Continuammo a chiacchierare anche fuori dalle terme ma, una volta arrivate al giardino di Bacco, mi bloccai.
"Che succede?" chiese la figlia di Bellona, accigliata.
"Devo partire di nuovo" mormorai, puntando lo sguardo sul tramonto che dipingeva di rosso Nuova Roma. "Devo andare da Frank il prima possibile." Cominciai a discendere rapidamente la collina, con il pretore a rincorrermi.
"Ma sei appena arrivata, e sei pure ferita!"
Feci un verso di scherno. "Questo non mi fermerà di certo."

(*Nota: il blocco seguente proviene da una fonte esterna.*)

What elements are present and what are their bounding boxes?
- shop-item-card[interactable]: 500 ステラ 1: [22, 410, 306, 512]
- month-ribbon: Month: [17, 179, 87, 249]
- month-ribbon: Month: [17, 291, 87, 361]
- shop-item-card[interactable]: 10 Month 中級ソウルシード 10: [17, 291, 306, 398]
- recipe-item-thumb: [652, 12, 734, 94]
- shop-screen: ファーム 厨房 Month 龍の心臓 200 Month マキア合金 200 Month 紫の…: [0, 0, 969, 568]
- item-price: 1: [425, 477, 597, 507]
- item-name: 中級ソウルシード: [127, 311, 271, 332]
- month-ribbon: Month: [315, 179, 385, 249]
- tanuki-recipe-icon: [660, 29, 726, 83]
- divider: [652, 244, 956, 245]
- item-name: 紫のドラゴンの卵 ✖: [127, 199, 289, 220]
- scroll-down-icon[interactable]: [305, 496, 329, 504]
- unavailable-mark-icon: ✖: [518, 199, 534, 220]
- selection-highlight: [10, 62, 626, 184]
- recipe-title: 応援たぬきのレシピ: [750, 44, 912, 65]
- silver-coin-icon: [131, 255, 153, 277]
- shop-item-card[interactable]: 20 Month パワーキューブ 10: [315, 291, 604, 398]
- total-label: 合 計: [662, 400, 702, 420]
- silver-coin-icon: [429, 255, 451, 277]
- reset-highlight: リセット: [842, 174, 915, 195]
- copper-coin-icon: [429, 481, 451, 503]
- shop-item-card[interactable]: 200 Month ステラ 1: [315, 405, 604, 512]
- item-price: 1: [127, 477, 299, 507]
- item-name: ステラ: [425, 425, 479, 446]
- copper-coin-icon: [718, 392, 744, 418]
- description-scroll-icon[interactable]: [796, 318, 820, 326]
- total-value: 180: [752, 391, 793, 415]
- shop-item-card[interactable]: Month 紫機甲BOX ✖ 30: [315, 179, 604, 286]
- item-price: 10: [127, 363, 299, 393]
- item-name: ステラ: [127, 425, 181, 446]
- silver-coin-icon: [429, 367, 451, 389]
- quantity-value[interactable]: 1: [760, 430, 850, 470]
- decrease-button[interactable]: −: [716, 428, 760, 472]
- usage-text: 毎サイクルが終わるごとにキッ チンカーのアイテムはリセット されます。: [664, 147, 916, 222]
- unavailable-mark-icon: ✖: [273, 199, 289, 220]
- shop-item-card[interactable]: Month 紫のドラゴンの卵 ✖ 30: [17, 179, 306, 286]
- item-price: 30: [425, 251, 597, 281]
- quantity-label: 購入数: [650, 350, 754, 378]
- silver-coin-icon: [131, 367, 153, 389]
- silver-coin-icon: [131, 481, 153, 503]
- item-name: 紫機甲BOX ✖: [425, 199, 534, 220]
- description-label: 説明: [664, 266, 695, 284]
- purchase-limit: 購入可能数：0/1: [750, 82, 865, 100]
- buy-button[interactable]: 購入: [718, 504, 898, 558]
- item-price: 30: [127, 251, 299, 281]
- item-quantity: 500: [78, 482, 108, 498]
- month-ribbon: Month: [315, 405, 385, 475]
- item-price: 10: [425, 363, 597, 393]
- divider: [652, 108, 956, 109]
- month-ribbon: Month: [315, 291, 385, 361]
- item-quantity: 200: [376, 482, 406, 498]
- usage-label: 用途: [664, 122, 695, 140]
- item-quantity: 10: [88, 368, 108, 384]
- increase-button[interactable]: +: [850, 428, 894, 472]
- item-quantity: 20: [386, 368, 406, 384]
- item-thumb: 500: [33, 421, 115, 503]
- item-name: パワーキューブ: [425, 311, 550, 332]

"Almeno lascia che ti dia una mano."
La ragazza mi superò a grandi passi e scomparve in lontananza, diretta agli alloggi militari. Quando raggiunsi la Porta Praetoria, la trovai che reggeva tra le braccia un'armatura e un elmo della mia taglia, una spatha e uno zaino di pronto soccorso.
"Sicura che non vuoi che venga?" domandò.
Annuii decisa. "Devo farlo da sola. E poi tu devi occuparti del Campo."
Presi le cose che mi aveva portato, ringraziandola, e ci incamminammo verso il Coldecott Tunnel.
Giungemmo alla spiaggia e trovammo un ippocampo multicolore che mi aspettava a riva: dai racconti di Percy, lo riconobbi come Arcobaleno.
Salutai Reyna, che mi raccomandò di stare attenta, e montai sul nuovo equino. Partì all'istante, sfrecciando sul pelo dell'acqua: mi mancava solo l'oceano da superare e finalmente avrei raggiunto la Cina.